Liberals willing to balance budget at any cost?
REVISED: After hearing the quarterly budget forecast update from Liberal government Thursday, the NDP Caucus and leader Gary Burrill are none too happy about what they feel are inappropriate priorities in government spending. "While funding for seniors' care is being cut, food bank use is up 20%," says the release, " and our classrooms need investment, the December budget update shows the Liberal government is intent on balancing the budget at all costs."
Minister of Finance and Treasury Board Randy Delorey presented the forecast update early Thursday, with a projected surplus of $12.1 million, down $5 million from the net position on budget day.
"I'm pleased we've stuck to our plan that invests in health care, education, and employment initiatives for our youth," said Mr. Delorey. "This has allowed us to make key investments and move towards fiscal sustainability, which is why we've been able to respond to uncertain and unexpected events, like new federal infrastructure programs, the flood damage in Cape Breton and forest fires earlier this year."
Delorey noted new federal-provincial cost-sharing programs; clean water/waste water projects, ocean research, an enhanced science complex at Acadia University and projects at Nova Scotia Community College campuses in Bridgewater and Stellarton.
The delay in the completion of the new Halifax Convention Centre will have several revenue and capital implications for the province. It reduces revenue ($110.3 million), the capital expenditure ($169.2 million) and debt servicing and amortization costs ($1.8 million).
"Despite the enormous need for social investment, the Liberals continue to have only one idea: balance the provincial budget at all costs," said NDP leader Gary Burrill. "The results of this failed approach can be seen in the crises in our classrooms and in seniors' care."
The Liberals' approach, added the release, has been to cut back on the services Nova Scotians depend on with cuts to seniors' care, community organizations and the arts.
Progressive Conservative Finance critic Tim Houston says Stephen McNeil’s budget "is a house of cards."
"Today’s update shows revenues are down $73 million and expenses are up $45 million," says a news release from Houston, who adds that "it’s a recipe for disaster when an economy is as weak as Nova Scotia’s." The budget forecast update says that for the first eleven months of 2016, employment and labour force are both down.
“People need jobs.

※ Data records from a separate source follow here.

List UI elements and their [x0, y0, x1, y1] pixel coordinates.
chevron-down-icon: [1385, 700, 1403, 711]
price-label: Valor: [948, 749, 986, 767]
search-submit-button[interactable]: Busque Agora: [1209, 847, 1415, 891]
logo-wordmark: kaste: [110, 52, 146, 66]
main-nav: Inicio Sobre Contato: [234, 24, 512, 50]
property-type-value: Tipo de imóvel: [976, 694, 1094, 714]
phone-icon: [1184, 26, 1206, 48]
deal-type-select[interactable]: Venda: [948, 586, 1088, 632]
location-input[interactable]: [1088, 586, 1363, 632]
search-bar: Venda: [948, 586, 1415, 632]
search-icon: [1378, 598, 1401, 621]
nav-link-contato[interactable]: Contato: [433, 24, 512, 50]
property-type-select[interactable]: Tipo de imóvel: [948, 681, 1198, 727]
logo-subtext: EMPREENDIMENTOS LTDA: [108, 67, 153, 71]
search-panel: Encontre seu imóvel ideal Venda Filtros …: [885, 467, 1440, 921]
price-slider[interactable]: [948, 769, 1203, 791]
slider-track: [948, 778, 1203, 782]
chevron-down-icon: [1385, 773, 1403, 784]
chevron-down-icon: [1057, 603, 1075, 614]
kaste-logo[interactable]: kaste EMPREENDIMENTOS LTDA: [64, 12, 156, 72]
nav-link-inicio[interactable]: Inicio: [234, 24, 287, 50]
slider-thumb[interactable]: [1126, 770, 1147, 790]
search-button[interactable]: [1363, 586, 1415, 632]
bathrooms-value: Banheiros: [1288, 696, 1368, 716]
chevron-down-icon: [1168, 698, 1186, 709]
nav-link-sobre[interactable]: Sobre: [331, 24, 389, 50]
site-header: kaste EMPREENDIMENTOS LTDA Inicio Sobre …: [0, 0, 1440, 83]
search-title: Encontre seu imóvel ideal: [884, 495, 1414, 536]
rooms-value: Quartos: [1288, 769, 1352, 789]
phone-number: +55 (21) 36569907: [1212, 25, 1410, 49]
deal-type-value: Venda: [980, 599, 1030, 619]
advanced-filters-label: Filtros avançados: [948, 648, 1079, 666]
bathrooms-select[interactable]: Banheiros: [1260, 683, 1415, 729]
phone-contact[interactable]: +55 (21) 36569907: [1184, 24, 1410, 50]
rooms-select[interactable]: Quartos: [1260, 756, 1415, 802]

We are facing a serious cost of living crunch. Inflation and taxes are going up and people have less money in their pocket,” says Houston. “Stephen McNeil has proven in his first three years he has no idea how to get our economy going and aggressively grow revenue.”
Houston says on top of that, the McNeil government has completely poisoned the negotiations with unions, putting the entire budget at risk.
“Stephen McNeil has made a huge mess with negotiations. The stress level is really high for Nova Scotians,” says Houston. “It didn’t have to come to this. If Stephen McNeil actually did the work upfront to negotiate, rather than legislate, they could have worked out a reasonable solution that Nova Scotians could afford.”
Houston says the poisoned negotiations have created a massive distraction from what the Premier should be doing.
“There’s no leadership or common sense from Premier McNeil,” says Houston. “He’s unavailable. He keeps ducking from one scandal to the next and he’s distracted from the real goal of rebuilding our economy. That has to change.”
"The 'steady as she goes' approach is not what is required," Burrill told SCT in an interview, "especially in a crisis situation brought about by the contract dispute between the government and Nova Scotia Teachers."
"Nova Scotia should take advantage of historic low interest rates to begin investing adequately in our people's health, education and opportunities," added Burrill. "The McNeil Liberals have a great deal to answer for."
Delorey also noted:
-- revenue is projected to decrease $72.9 million to $10.2 billion, mainly due to the convention centre delay and lower tax revenue, which is partially offset by increased recovery revenues
-- forecasted tax revenue is down $45.5 million, mainly from reduced personal income tax, motive fuel tax and HST. The reduction is partially offset by projected increased revenues from corporate income tax and tobacco tax
-- expenses are forecasted to be up $45 million to $10.2 billion, mainly due to participation in new federal infrastructure programs
-- three additional appropriations, totaling $11.6 million, are necessary, with the largest at Labour and Advanced Education, with the increase due to recoverable expenses.